I have two ways to program the same functionality.
Method 1:
doTheWork(int action)
{
for(int i = 0 i < 1000000000; ++i)
{
doAction(action);
}
}
Method 2:
doTheWork(int action)
{
switch(action)
{
case 1:
for(int i = 0 i < 1000000000; ++i)
{
doAction<1>();
}
break;
case 2:
for(int i = 0 i < 1000000000; ++i)
{
doAction<2>();
}
break;
//-----------------------------------------------
//... (there are 1000000 cases here)
//-----------------------------------------------
case 1000000:
for(int i = 0 i < 1000000000; ++i)
{
doAction<1000000>();
}
break;
}
}
Let's assume that the function doAction(int action)
and the function template<int Action> doAction()
consist of about 10 lines of code that will get inlined at compile-time. Calling doAction(#)
is equiavalent to doAction<#>()
in functionality, but the non-templated doAction(int value)

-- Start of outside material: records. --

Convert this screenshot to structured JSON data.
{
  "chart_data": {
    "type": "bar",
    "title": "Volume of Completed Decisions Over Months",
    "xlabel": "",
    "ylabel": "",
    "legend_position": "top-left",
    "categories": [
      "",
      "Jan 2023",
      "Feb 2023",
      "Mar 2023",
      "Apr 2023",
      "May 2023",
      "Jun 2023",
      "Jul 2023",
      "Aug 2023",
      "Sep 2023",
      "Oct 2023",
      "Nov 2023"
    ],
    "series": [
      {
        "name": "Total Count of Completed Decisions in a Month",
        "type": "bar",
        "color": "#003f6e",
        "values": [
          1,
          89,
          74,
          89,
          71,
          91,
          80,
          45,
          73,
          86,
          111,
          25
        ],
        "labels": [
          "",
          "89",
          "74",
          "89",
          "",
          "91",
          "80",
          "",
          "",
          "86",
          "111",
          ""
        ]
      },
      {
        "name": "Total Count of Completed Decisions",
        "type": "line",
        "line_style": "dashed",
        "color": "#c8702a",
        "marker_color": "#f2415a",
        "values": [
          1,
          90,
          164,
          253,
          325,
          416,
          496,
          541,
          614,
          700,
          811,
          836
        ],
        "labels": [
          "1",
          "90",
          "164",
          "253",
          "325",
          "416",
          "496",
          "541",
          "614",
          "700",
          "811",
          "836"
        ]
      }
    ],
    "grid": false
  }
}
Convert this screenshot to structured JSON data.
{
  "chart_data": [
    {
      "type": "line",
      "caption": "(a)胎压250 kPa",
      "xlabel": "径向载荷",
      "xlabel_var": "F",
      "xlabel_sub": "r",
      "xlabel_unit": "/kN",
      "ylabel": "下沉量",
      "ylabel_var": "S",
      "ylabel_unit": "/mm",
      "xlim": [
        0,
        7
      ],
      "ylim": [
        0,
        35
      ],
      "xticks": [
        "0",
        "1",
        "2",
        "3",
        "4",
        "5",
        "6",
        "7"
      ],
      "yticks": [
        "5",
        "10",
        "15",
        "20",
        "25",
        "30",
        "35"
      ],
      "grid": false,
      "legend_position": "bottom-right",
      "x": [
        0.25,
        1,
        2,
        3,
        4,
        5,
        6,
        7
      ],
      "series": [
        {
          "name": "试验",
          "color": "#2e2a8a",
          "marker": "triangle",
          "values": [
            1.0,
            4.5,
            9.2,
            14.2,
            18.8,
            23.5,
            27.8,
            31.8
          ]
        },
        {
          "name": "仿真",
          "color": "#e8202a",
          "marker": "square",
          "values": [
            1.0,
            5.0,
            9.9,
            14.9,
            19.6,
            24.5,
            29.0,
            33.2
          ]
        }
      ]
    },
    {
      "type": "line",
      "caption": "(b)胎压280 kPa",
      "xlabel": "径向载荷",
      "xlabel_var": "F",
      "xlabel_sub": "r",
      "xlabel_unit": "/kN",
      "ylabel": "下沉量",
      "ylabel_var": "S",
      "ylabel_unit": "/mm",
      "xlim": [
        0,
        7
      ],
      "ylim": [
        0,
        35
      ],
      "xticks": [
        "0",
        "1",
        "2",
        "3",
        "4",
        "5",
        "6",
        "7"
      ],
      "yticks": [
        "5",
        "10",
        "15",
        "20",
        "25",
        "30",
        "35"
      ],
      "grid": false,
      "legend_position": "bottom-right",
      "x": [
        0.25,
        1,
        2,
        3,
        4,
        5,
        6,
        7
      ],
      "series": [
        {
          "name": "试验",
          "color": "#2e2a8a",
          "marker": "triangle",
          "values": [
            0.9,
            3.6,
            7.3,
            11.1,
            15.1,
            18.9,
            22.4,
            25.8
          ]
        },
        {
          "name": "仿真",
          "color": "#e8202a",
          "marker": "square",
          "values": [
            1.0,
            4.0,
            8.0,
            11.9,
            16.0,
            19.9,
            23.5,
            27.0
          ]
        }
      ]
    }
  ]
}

is somewhat slower than template<int Value> doAction()
, since some nice optimizations can be done in the code when the argument value is known at compile time.
So my question is, do all the millions of lines of code fill the CPU L1 cache (and more) in the case of the templated function (and thus degrade performance considerably), or does only the lines of doAction<#>()
inside the loop currently being run get cached?